Continuity mistake: When they're at the man's house who offers them some pot, you can see that he's petting a Siamese cat. But when he stands up to go put the blinds down, the cat is gone and he never moved it off his lap.(00:22:50)
Revealing mistake: When Bluto is watching the sorority girls have their pillow fight and he falls down with the ladder, you can see him land on a grass mat that is cut into the lawn. It's funny because you can see the grass push in.(00:40:00)
Trivia: During the scene where John Belushi is sneaking around, you see him slip and then get back up. The slip was accidental but the film makers left it in the movie.
Question: Near the end, when Dean Wormer and Mayor DePasto are in the grandstand, officially launching the parade, there is an elderly gentleman in the background (also in the grandstand, about 2 levels up, on the left side of the screen) who is making odd, excited gestures and comical facial expressions. His appearance and odd mannerisms are so striking that he draws my attention away from the dean and the mayor every time that I've seen this film, and that's a lot of times.
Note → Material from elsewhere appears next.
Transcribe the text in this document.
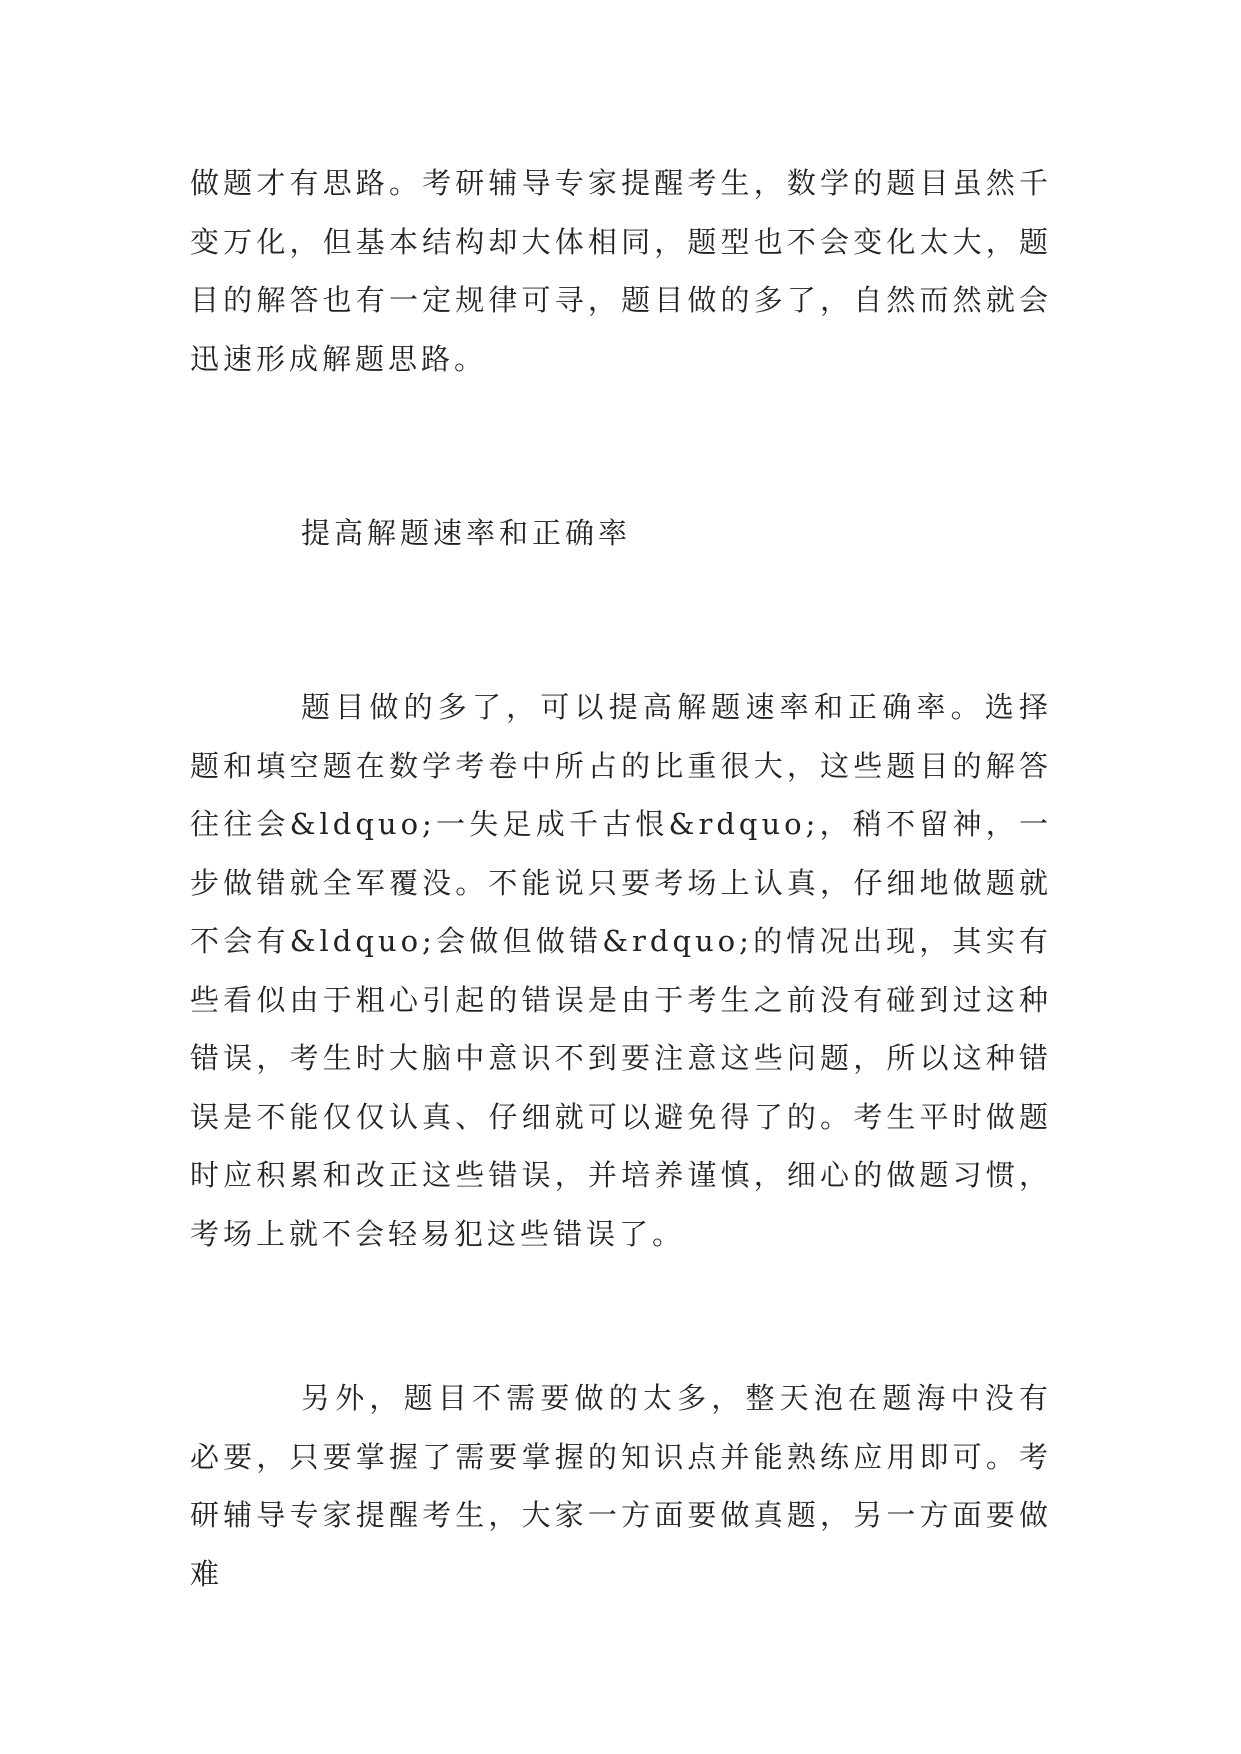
做题才有思路。考研辅导专家提醒考生，数学的题目虽然千变万化，但基本结构却大体相同，题型也不会变化太大，题目的解答也有一定规律可寻，题目做的多了，自然而然就会迅速形成解题思路。
提高解题速率和正确率
题目做的多了，可以提高解题速率和正确率。选择题和填空题在数学考卷中所占的比重很大，这些题目的解答往往会&ldquo;一失足成千古恨&rdquo;，稍不留神，一步做错就全军覆没。不能说只要考场上认真，仔细地做题就不会有&ldquo;会做但做错&rdquo;的情况出现，其实有些看似由于粗心引起的错误是由于考生之前没有碰到过这种错误，考生时大脑中意识不到要注意这些问题，所以这种错误是不能仅仅认真、仔细就可以避免得了的。考生平时做题时应积累和改正这些错误，并培养谨慎，细心的做题习惯，考场上就不会轻易犯这些错误了。
另外，题目不需要做的太多，整天泡在题海中没有必要，只要掌握了需要掌握的知识点并能熟练应用即可。考研辅导专家提醒考生，大家一方面要做真题，另一方面要做难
Surely, director John Landis must have been aware of the gentleman and his antics in the background through multiple takes, so it would seem Landis intended the peculiar distraction. Who was that gentleman, and was there any significance to his appearing in the scene?
Answer:Sometimes these things get left in because it's simply the best take. (The child covering his ears before the gunshot in "North by Northwest," for example.) It could also be that John Landis cast the extra because he wanted someone with goofy expressions in the crowd. He simply could have told the extras "Ok, be excited that you're at a parade," and that's how this extra did it.